Amidst severe drought, community and government leaders tackle groundwater depletion
South Asian countries face continued severe drought following two consecutive monsoon failures.
The South Asia Groundwater Forum, organized by the Government of India in collaboration with the International Water Assn. (IWA) and the World Bank, brings together governments and water specialists to discuss priority actions for tackling groundwater depletion and contamination, and the building of drought and climate resilience for farmers, cities and villages.
Per capita water availability continues to decline in South Asia, and the region’s water-intensive economies have increasingly turned to groundwater to supply drinking water and water for agriculture to serve a growing population. The forum brings together high-level delegations from government and civil society, scientists and international organizations, and community leaders from 20 countries on a common platform.
Highlighting water as a renewable resource for growth and economic development, the World Bank’s Senior Director for Water Global Practice, Jenifer Sara, said, “Quantity and quality both need to be considered together in policy and planning, and for protection, regulation and management of groundwater, including in community-based groundwater management. More attention is needed to address water-energy-food nexus issues, protecting recharge areas and promoting demand management and conjunctive use and management of both surface and groundwater.”
Groundwater is a vast and vital resource for millions of people in South Asia, who depend on it for irrigation and domestic consumption. It can provide a reliable, drought-resilient, decentralized and usually high quality water supply to meet the rural, urban, industrial, irrigation and livestock demands. However, the failure to manage groundwater resources in a wise and sustainable manner has created a serious crisis in South Asia, leading to the overexploitation of groundwater reserves, inadequate replenishment of aquifers and growing contamination of groundwater.

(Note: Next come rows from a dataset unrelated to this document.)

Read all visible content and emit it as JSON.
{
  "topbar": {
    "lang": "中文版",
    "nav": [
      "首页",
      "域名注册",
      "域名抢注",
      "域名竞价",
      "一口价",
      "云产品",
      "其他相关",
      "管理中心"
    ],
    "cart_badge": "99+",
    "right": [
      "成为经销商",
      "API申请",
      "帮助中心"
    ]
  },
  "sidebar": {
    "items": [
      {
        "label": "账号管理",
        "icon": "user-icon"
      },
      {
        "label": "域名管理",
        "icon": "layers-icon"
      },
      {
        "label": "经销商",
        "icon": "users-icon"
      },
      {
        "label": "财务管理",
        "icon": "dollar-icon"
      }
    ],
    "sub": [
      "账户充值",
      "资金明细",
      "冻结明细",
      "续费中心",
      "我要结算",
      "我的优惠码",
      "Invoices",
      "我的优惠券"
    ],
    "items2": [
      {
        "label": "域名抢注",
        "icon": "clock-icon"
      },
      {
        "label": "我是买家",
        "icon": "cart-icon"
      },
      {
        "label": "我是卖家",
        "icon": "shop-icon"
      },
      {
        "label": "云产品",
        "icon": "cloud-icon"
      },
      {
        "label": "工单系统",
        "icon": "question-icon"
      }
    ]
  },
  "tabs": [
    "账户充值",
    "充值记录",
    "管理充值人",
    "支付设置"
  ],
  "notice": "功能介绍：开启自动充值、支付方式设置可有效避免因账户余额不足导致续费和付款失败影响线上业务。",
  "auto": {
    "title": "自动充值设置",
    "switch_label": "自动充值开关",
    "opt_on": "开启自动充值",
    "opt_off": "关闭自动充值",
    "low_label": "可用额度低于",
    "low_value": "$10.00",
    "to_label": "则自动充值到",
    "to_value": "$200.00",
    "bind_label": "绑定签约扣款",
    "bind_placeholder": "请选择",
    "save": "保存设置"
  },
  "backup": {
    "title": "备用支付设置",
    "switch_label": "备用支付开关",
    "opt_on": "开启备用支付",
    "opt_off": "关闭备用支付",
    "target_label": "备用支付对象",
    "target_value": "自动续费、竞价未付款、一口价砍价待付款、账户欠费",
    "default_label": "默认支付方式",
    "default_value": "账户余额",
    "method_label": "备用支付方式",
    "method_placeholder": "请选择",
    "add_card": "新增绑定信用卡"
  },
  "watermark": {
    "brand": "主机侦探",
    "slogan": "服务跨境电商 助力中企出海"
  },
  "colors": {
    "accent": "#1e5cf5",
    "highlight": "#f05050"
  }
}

“This meeting provides a very special opportunity to find solutions for South Asia's dwindling groundwater reserves. Today’s reality of water scarcity and drought are the future for much of the world. International cooperation on groundwater management will be fundamental if we are to address the serious threat posed by water scarcity to communities, agriculture, industry and the environment,” said Dr. Ger Bergkamp, chief executive of IWA.
Dr. Rafik Hirji, the World Bank Team Leader for the Forum, said, “South Asia is a large user of groundwater and its groundwater management challenge across the region is complex. It is not just a water resources problem, but also a multi-jurisdictional and multi-sector urban and rural economic development challenge. The common-pool nature of the resource, multiple externalities and data inadequacy, compound the challenge.”
The goals of the forum are to elevate, at the policy level, the vital role groundwater plays in the water sector across the region (Afghanistan, Bangladesh, Bhutan, China, India, Nepal, Pakistan and Sri Lanka).
“Realizing the potential of groundwater to build resilient societies, livelihoods and food security requires concentrated efforts, increased capacity and efficient partnerships at local to global levels,” said Mr. Jeremy Bird, director general of International Water Management Institute. Progress towards achieving the Sustainable Development Goals and adaptation to climate change hinges on managing groundwater sustainably, he added.